Making pre-existing conditions uninsurable is turning non-lethal diagnoses into death sentences. It’s keeping diabetics from affording insulin, asthmatics from paying for their inhalers, and autoimmune patients out of reach of life-saving biologics. It’s telling me, a fairly accomplished young woman who happens to have a disease, that my life matters less than tax cuts. It’s telling a 5 year-old with cancer that even when they beat the tumors, they’ll spend the rest of their lives battling to keep a roof over their heads because they hit their lifetime benefits cap before they were old enough to drive.

But as angry as all of this makes me, I think today, an overwhelming feeling over despair took the place of anger. I truly believed in the last few days that this wouldn’t happen, because at least a few of those 217 people who voted yes would realize that they were harming real people. But then they didn’t, and I sat at my desk watching a livestream of politicians cheering as they sent millions of families to bankruptcy and patients to their death beds.

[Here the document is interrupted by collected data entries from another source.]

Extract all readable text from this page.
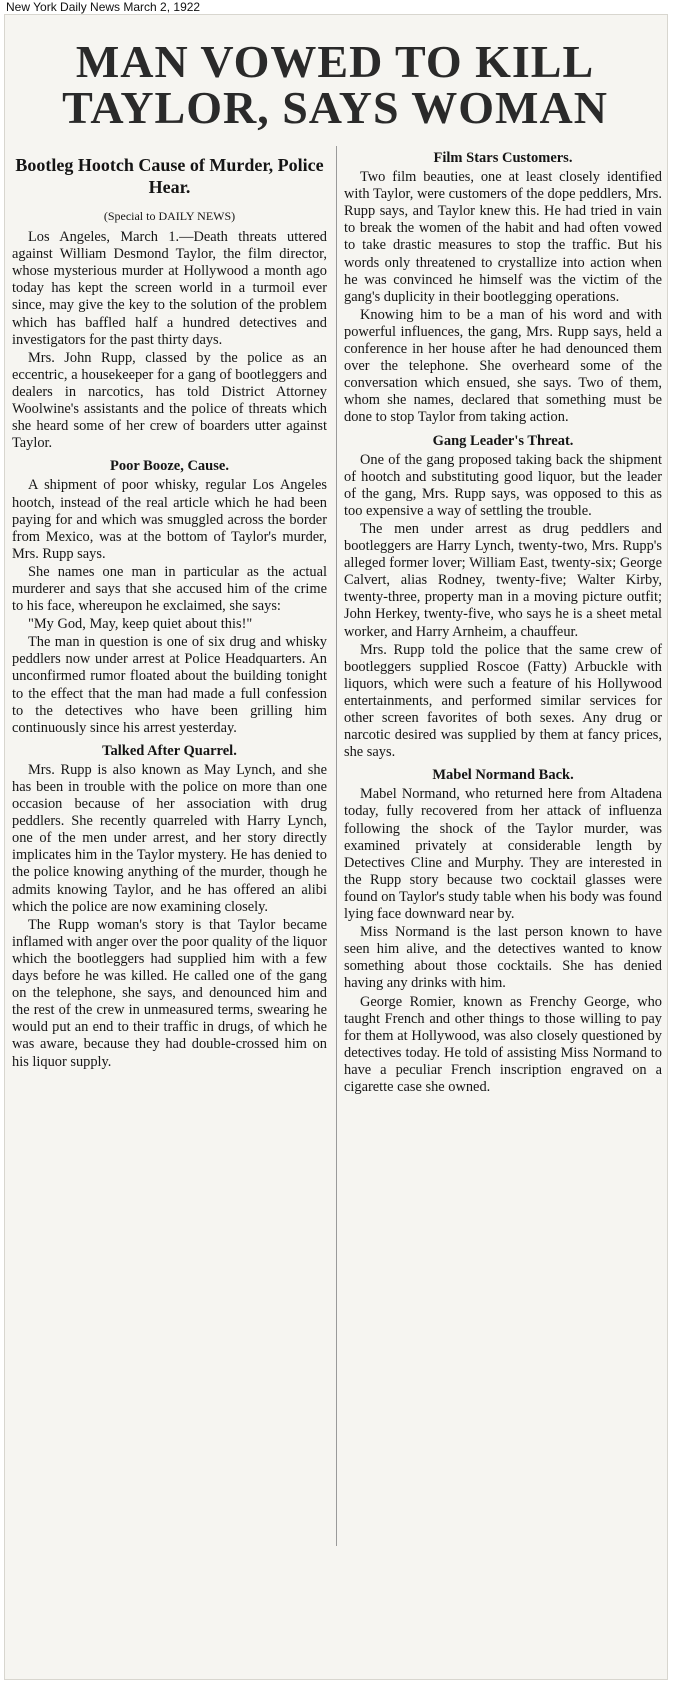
New York Daily News March 2, 1922
MAN VOWED TO KILL
TAYLOR, SAYS WOMAN
Bootleg Hootch Cause of Murder, Police Hear.
(Special to DAILY NEWS)

Los Angeles, March 1.—Death threats uttered against William Desmond Taylor, the film director, whose mysterious murder at Hollywood a month ago today has kept the screen world in a turmoil ever since, may give the key to the solution of the problem which has baffled half a hundred detectives and investigators for the past thirty days.

Mrs. John Rupp, classed by the police as an eccentric, a housekeeper for a gang of bootleggers and dealers in narcotics, has told District Attorney Woolwine's assistants and the police of threats which she heard some of her crew of boarders utter against Taylor.

Poor Booze, Cause.

A shipment of poor whisky, regular Los Angeles hootch, instead of the real article which he had been paying for and which was smuggled across the border from Mexico, was at the bottom of Taylor's murder, Mrs. Rupp says.

She names one man in particular as the actual murderer and says that she accused him of the crime to his face, whereupon he exclaimed, she says:

"My God, May, keep quiet about this!"

The man in question is one of six drug and whisky peddlers now under arrest at Police Headquarters. An unconfirmed rumor floated about the building tonight to the effect that the man had made a full confession to the detectives who have been grilling him continuously since his arrest yesterday.

Talked After Quarrel.

Mrs. Rupp is also known as May Lynch, and she has been in trouble with the police on more than one occasion because of her association with drug peddlers. She recently quarreled with Harry Lynch, one of the men under arrest, and her story directly implicates him in the Taylor mystery. He has denied to the police knowing anything of the murder, though he admits knowing Taylor, and he has offered an alibi which the police are now examining closely.

The Rupp woman's story is that Taylor became inflamed with anger over the poor quality of the liquor which the bootleggers had supplied him with a few days before he was killed. He called one of the gang on the telephone, she says, and denounced him and the rest of the crew in unmeasured terms, swearing he would put an end to their traffic in drugs, of which he was aware, because they had double-crossed him on his liquor supply.

Film Stars Customers.

Two film beauties, one at least closely identified with Taylor, were customers of the dope peddlers, Mrs. Rupp says, and Taylor knew this. He had tried in vain to break the women of the habit and had often vowed to take drastic measures to stop the traffic. But his words only threatened to crystallize into action when he was convinced he himself was the victim of the gang's duplicity in their bootlegging operations.

Knowing him to be a man of his word and with powerful influences, the gang, Mrs. Rupp says, held a conference in her house after he had denounced them over the telephone. She overheard some of the conversation which ensued, she says. Two of them, whom she names, declared that something must be done to stop Taylor from taking action.

Gang Leader's Threat.

One of the gang proposed taking back the shipment of hootch and substituting good liquor, but the leader of the gang, Mrs. Rupp says, was opposed to this as too expensive a way of settling the trouble.

The men under arrest as drug peddlers and bootleggers are Harry Lynch, twenty-two, Mrs. Rupp's alleged former lover; William East, twenty-six; George Calvert, alias Rodney, twenty-five; Walter Kirby, twenty-three, property man in a moving picture outfit; John Herkey, twenty-five, who says he is a sheet metal worker, and Harry Arnheim, a chauffeur.

Mrs. Rupp told the police that the same crew of bootleggers supplied Roscoe (Fatty) Arbuckle with liquors, which were such a feature of his Hollywood entertainments, and performed similar services for other screen favorites of both sexes. Any drug or narcotic desired was supplied by them at fancy prices, she says.

Mabel Normand Back.

Mabel Normand, who returned here from Altadena today, fully recovered from her attack of influenza following the shock of the Taylor murder, was examined privately at considerable length by Detectives Cline and Murphy. They are interested in the Rupp story because two cocktail glasses were found on Taylor's study table when his body was found lying face downward near by.

Miss Normand is the last person known to have seen him alive, and the detectives wanted to know something about those cocktails. She has denied having any drinks with him.

George Romier, known as Frenchy George, who taught French and other things to those willing to pay for them at Hollywood, was also closely questioned by detectives today. He told of assisting Miss Normand to have a peculiar French inscription engraved on a cigarette case she owned.
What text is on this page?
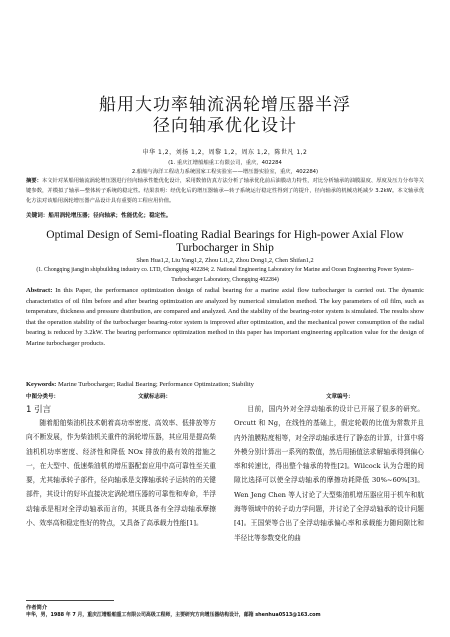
船用大功率轴流涡轮增压器半浮
径向轴承优化设计
申华 1,2，刘扬 1,2，周黎 1,2，周东 1,2，陈世凡 1,2
(1. 重庆江增船舶重工有限公司，重庆，402284
2.船舶与海洋工程动力系统国家工程实验室——增压器实验室，重庆，402284)
摘要：本文针对某船用轴流涡轮增压器进行径向轴承性能优化设计，采用数值仿真方法分析了轴承优化前后油膜动力特性，对比分析轴承的油膜温度、厚度及压力分布等关键参数，并模拟了轴承—整体转子系统的稳定性。结果表明：经优化后的增压器轴承—转子系统运行稳定性得到了的提升，径向轴承的机械功耗减少 3.2kW。本文轴承优化方法对该船用涡轮增压器产品设计具有重要的工程应用价值。
关键词：船用涡轮增压器；径向轴承；性能优化；稳定性。
Optimal Design of Semi-floating Radial Bearings for High-power Axial Flow Turbocharger in Ship
Shen Hua1,2, Liu Yang1,2, Zhou Li1,2, Zhou Dong1,2, Chen Shifan1,2
(1. Chongqing jiangjin shipbuilding industry co. LTD, Chongqing 402284; 2. National Engineering Laboratory for Marine and Ocean Engineering Power System–Turbocharger Laboratory, Chongqing 402284)
Abstract: In this Paper, the performance optimization design of radial bearing for a marine axial flow turbocharger is carried out. The dynamic characteristics of oil film before and after bearing optimization are analyzed by numerical simulation method. The key parameters of oil film, such as temperature, thickness and pressure distribution, are compared and analyzed. And the stability of the bearing-rotor system is simulated. The results show that the operation stability of the turbocharger bearing-rotor system is improved after optimization, and the mechanical power consumption of the radial bearing is reduced by 3.2kW. The bearing performance optimization method in this paper has important engineering application value for the design of Marine turbocharger products.
Keywords: Marine Turbocharger; Radial Bearing; Performance Optimization; Stability
中图分类号：	文献标志码：	文章编号：
1 引言

随着船舶柴油机技术朝着高功率密度、高效率、低排放等方向不断发展，作为柴油机关重件的涡轮增压器，其应用是提高柴油机机功率密度、经济性和降低 NOx 排放的最有效的措施之一，在大型中、低速柴油机的增压器配套应用中高可靠性至关重要，尤其轴承转子部件，径向轴承是支撑轴承转子运转的的关键部件，其设计的好坏直接决定涡轮增压器的可靠性和寿命，半浮动轴承是相对全浮动轴承而言的，其既具备有全浮动轴承摩擦小、效率高和稳定性好的特点，又具备了高承载力性能[1]。

目前，国内外对全浮动轴承的设计已开展了很多的研究。Orcutt 和 Ng，在线性的基础上，假定轮毂的比值为常数并且内外油膜粘度相等，对全浮动轴承进行了静态的计算，计算中将外模分别计算出一系列的数值，然后用插值法求解轴承得到偏心率和转速比，得出整个轴承的特性[2]。Wilcock 认为合理的间隙比选择可以使全浮动轴承的摩擦功耗降低 30%~60%[3]。Wen Jeng Chen 等人讨论了大型柴油机增压器应用于机车和航海等领域中的转子动力学问题，并讨论了全浮动轴承的设计问题[4]。王国荣等合出了全浮动轴承偏心率和承载能力随间隙比和半径比等参数变化的曲

作者简介
申华，男，1988 年 7 月，重庆江增船舶重工有限公司高级工程师，主要研究方向增压器结构设计，邮箱 shenhua0513@163.com
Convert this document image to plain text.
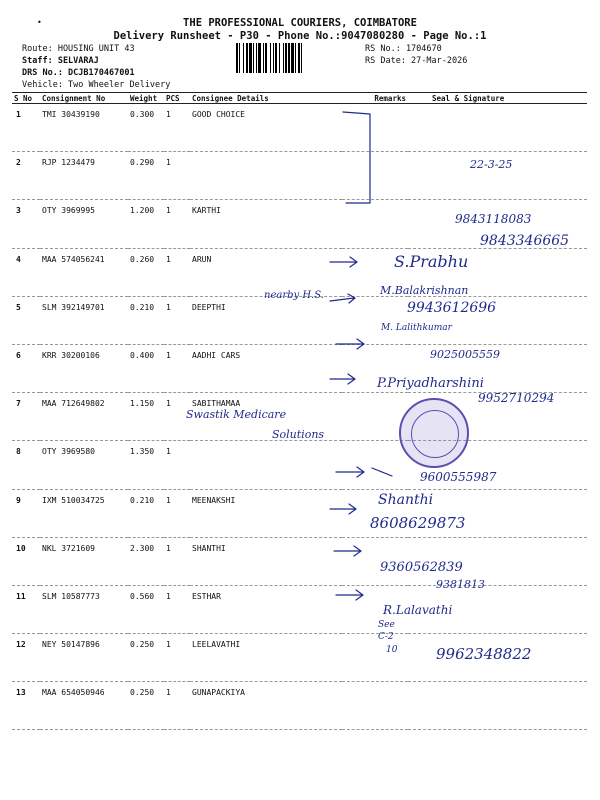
•	THE PROFESSIONAL COURIERS, COIMBATORE
Delivery Runsheet - P30 - Phone No.:9047080280 - Page No.:1
Route: HOUSING UNIT 43
Staff: SELVARAJ
DRS No.: DCJB170467001
Vehicle: Two Wheeler Delivery
RS No.: 1704670
RS Date: 27-Mar-2026
S No	Consignment No	Weight	PCS	Consignee Details	Remarks	Seal & Signature
1	TMI 30439190	0.300	1	GOOD CHOICE		
2	RJP 1234479	0.290	1			
3	OTY 3969995	1.200	1	KARTHI		
4	MAA 574056241	0.260	1	ARUN		
5	SLM 392149701	0.210	1	DEEPTHI		
6	KRR 30200106	0.400	1	AADHI CARS		
7	MAA 712649802	1.150	1	SABITHAMAA		
8	OTY 3969580	1.350	1			
9	IXM 510034725	0.210	1	MEENAKSHI		
10	NKL 3721609	2.300	1	SHANTHI		
11	SLM 10587773	0.560	1	ESTHAR		
12	NEY 50147896	0.250	1	LEELAVATHI		
13	MAA 654050946	0.250	1	GUNAPACKIYA		
22-3-25
9843118083
9843346665
S.Prabhu
nearby H.S.	M.Balakrishnan
9943612696
M. Lalithkumar
9025005559
P.Priyadharshini
9952710294
Swastik Medicare
Solutions
9600555987
Shanthi
8608629873
9360562839
9381813
R.Lalavathi
See
C-2
10	9962348822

I’ve never felt more dehumanized than I have by this administration. They’ve made it perfectly clear, from their votes to their celebratory, “we just ruined the life of sick kids!” beers, that people with illnesses and disabilities are not worthy of life. They’ve made me beg to be seen as a whole person, and even then, they told me “we disagree, you are not.” They’ve gone on TV spouting narratives that sick people are lazy, that we’ve done this to ourselves by not taking better care of our bodies, that paying to keep your fellow humans alive “isn’t their problem.” And no matter how many good people you know exist in the world, I don’t have a humor mask to hide the way it feels to be told by your country that you are sick, and you are therefore not worthy of the basic right to life.

Tomorrow I’m going to try to re-channel the anger, because that’s what we need right now –– anger that fuels action. I’ll send every Republican who voted “yes” a picture of my diseased intestines. I’ll knock on doors, and write strongly worded letters, and donate to 2018 campaigns. Because angry me really wants them to know that if they’re coming for my health, I’ll spend every last drop of energy I have coming for their jobs.